MHB Find value of x and area of parallelogram: a,b,c,P

[Niamh1]

Hello, could someone please help me with this question? I don't even know where to begin.

Given vectors a = (2, x, 0), b = (1, 0, −1) and c = (5, −9, 3), and let P(2, 1, −1)
be a point. Find the value of x in a such that the angle between a and b is π/4, then find the area of parallelogram with adjacent sides are bˆ and c, where bˆ is the unit vector in the direction of b

 

[Evgeny.Makarov]

You should use the following facts.

The cosine of angle between $$v_1=(x_1,y_1,z_1)$$ and $v_2=(x_2,y_2,z_2)$ is $\dfrac{v_1\cdot v_2}{|v_1|\cdot|v_2|}$. Here $v_1\cdot v_2=x_1x_2+y_1y_2+z_1z_2$ is the dot product, or scalar product, of $v_1$ and $v_2$. The length of $v_1$ is denoted by $|v_1|$ and equals $\sqrt{v_1\cdot v_1}$.

The unit vector in the direction of $v$ is $\dfrac{v}{|v|}$.
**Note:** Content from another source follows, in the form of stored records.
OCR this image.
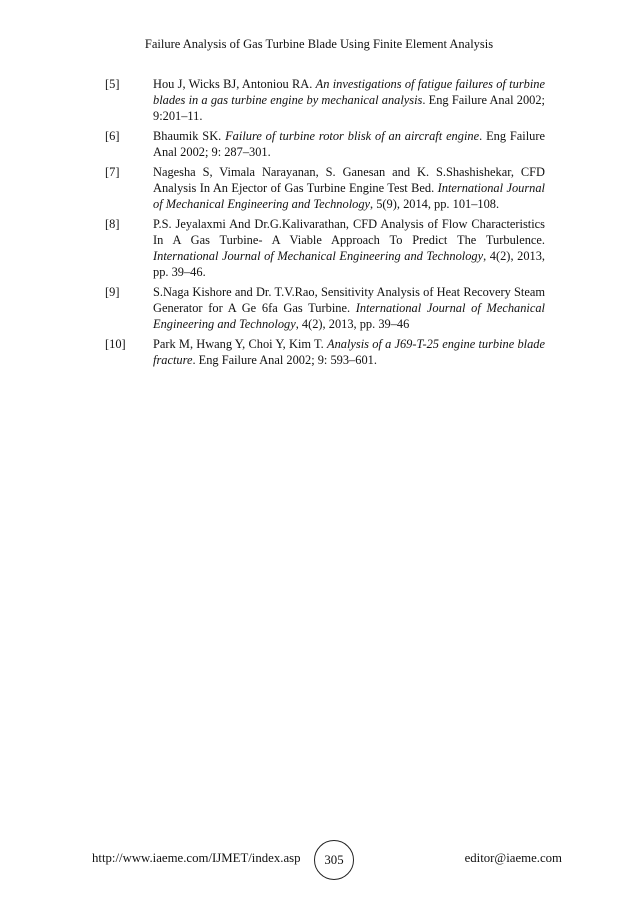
Failure Analysis of Gas Turbine Blade Using Finite Element Analysis
[5]	Hou J, Wicks BJ, Antoniou RA. An investigations of fatigue failures of turbine blades in a gas turbine engine by mechanical analysis. Eng Failure Anal 2002; 9:201–11.
[6]	Bhaumik SK. Failure of turbine rotor blisk of an aircraft engine. Eng Failure Anal 2002; 9: 287–301.
[7]	Nagesha S, Vimala Narayanan, S. Ganesan and K. S.Shashishekar, CFD Analysis In An Ejector of Gas Turbine Engine Test Bed. International Journal of Mechanical Engineering and Technology, 5(9), 2014, pp. 101–108.
[8]	P.S. Jeyalaxmi And Dr.G.Kalivarathan, CFD Analysis of Flow Characteristics In A Gas Turbine- A Viable Approach To Predict The Turbulence. International Journal of Mechanical Engineering and Technology, 4(2), 2013, pp. 39–46.
[9]	S.Naga Kishore and Dr. T.V.Rao, Sensitivity Analysis of Heat Recovery Steam Generator for A Ge 6fa Gas Turbine. International Journal of Mechanical Engineering and Technology, 4(2), 2013, pp. 39–46
[10]	Park M, Hwang Y, Choi Y, Kim T. Analysis of a J69-T-25 engine turbine blade fracture. Eng Failure Anal 2002; 9: 593–601.
http://www.iaeme.com/IJMET/index.asp 305	editor@iaeme.com
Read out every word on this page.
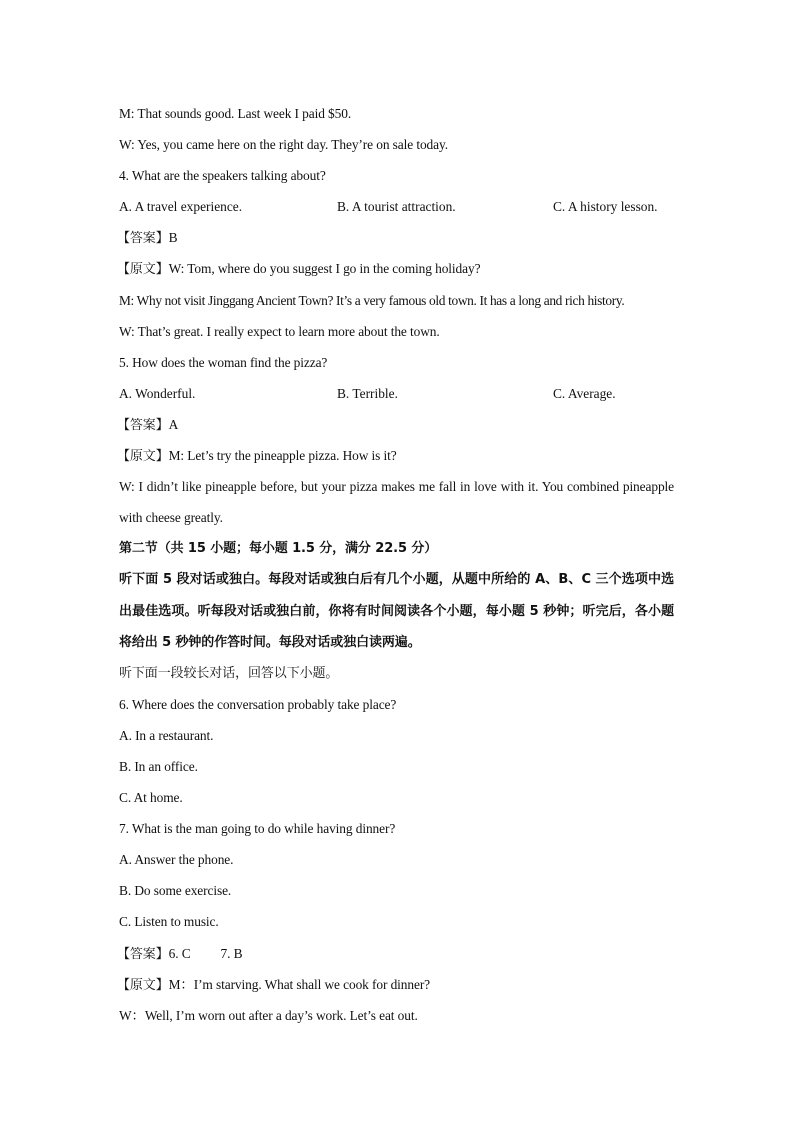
M: That sounds good. Last week I paid $50.
W: Yes, you came here on the right day. They’re on sale today.
4. What are the speakers talking about?
A. A travel experience.	B. A tourist attraction.	C. A history lesson.
【答案】B
【原文】W: Tom, where do you suggest I go in the coming holiday?
M: Why not visit Jinggang Ancient Town? It’s a very famous old town. It has a long and rich history.
W: That’s great. I really expect to learn more about the town.
5. How does the woman find the pizza?
A. Wonderful.	B. Terrible.	C. Average.
【答案】A
【原文】M: Let’s try the pineapple pizza. How is it?
W: I didn’t like pineapple before, but your pizza makes me fall in love with it. You combined pineapple with cheese greatly.
第二节（共 15 小题；每小题 1.5 分，满分 22.5 分）
听下面 5 段对话或独白。每段对话或独白后有几个小题，从题中所给的 A、B、C 三个选项中选出最佳选项。听每段对话或独白前，你将有时间阅读各个小题，每小题 5 秒钟；听完后，各小题将给出 5 秒钟的作答时间。每段对话或独白读两遍。
听下面一段较长对话，回答以下小题。
6. Where does the conversation probably take place?
A. In a restaurant.
B. In an office.
C. At home.
7. What is the man going to do while having dinner?
A. Answer the phone.
B. Do some exercise.
C. Listen to music.
【答案】6. C 7. B
【原文】M：I’m starving. What shall we cook for dinner?
W：Well, I’m worn out after a day’s work. Let’s eat out.
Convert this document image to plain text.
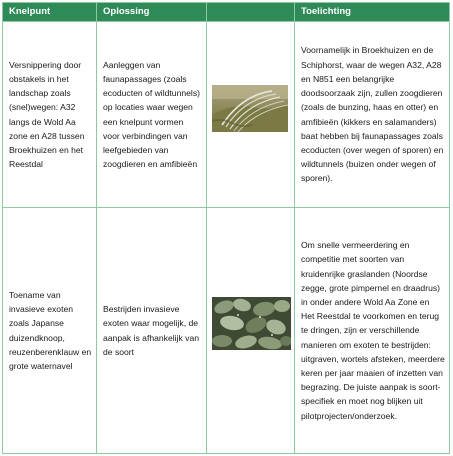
Knelpunt	Oplossing	Toelichting
Versnippering door obstakels in het landschap zoals (snel)wegen: A32 langs de Wold Aa zone en A28 tussen Broekhuizen en het Reestdal
Aanleggen van faunapassages (zoals ecoducten of wildtunnels) op locaties waar wegen een knelpunt vormen voor verbindingen van leefgebieden van zoogdieren en amfibieën
Voornamelijk in Broekhuizen en de Schiphorst, waar de wegen A32, A28 en N851 een belangrijke doodsoorzaak zijn, zullen zoogdieren (zoals de bunzing, haas en otter) en amfibieën (kikkers en salamanders) baat hebben bij faunapassages zoals ecoducten (over wegen of sporen) en wildtunnels (buizen onder wegen of sporen).
Toename van invasieve exoten zoals Japanse duizendknoop, reuzenberenklauw en grote waternavel
Bestrijden invasieve exoten waar mogelijk, de aanpak is afhankelijk van de soort
Om snelle vermeerdering en competitie met soorten van kruidenrijke graslanden (Noordse zegge, grote pimpernel en draadrus) in onder andere Wold Aa Zone en Het Reestdal te voorkomen en terug te dringen, zijn er verschillende manieren om exoten te bestrijden: uitgraven, wortels afsteken, meerdere keren per jaar maaien of inzetten van begrazing. De juiste aanpak is soort-specifiek en moet nog blijken uit pilotprojecten/onderzoek.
The signed area of the parallelogram with adjacent sides $$v_1=(x_1,y_1,z_1)$$ and $v_2=(x_2,y_2,z_2)$ is $|v_1\times v_2|$. Here $v_1\times v_2$ is the vector product of $v_1$ and $v_2$, and it equals $\begin{vmatrix}i&j&k\\x_1&y_1&z_1\\x_2&y_2&z_2\end{vmatrix}$, where $i$, $j$ and $k$ are mutually perpendicular unit vectors in the directions of the coordinate axes.

 

[Prove It]

You should use the following facts.

The cosine of angle between $$v_1=(x_1,y_1,z_1)$$ and $v_2=(x_2,y_2,z_2)$ is $\dfrac{v_1\cdot v_2}{|v_1|\cdot|v_2|}$. Here $v_1\cdot v_2=x_1x_2+y_1y_2+z_1z_2$ is the dot product, or scalar product, of $v_1$ and $v_2$. The length of $v_1$ is denoted by $|v_1|$ and equals $\sqrt{v_1\cdot v_1}$.

The unit vector in the direction of $v$ is $\dfrac{v}{|v|}$.

The signed area of the parallelogram with adjacent sides $$v_1=(x_1,y_1,z_1)$$ and $v_2=(x_2,y_2,z_2)$ is $|v_1\times v_2|$. Here $v_1\times v_2$ is the vector product of $v_1$ and $v_2$, and it equals $\begin{vmatrix}i&j&k\\x_1&y_1&z_1\\x_2&y_2&z_2\end{vmatrix}$, where $i$, $j$ and $k$ are mutually perpendicular unit vectors in the directions of the coordinate axes.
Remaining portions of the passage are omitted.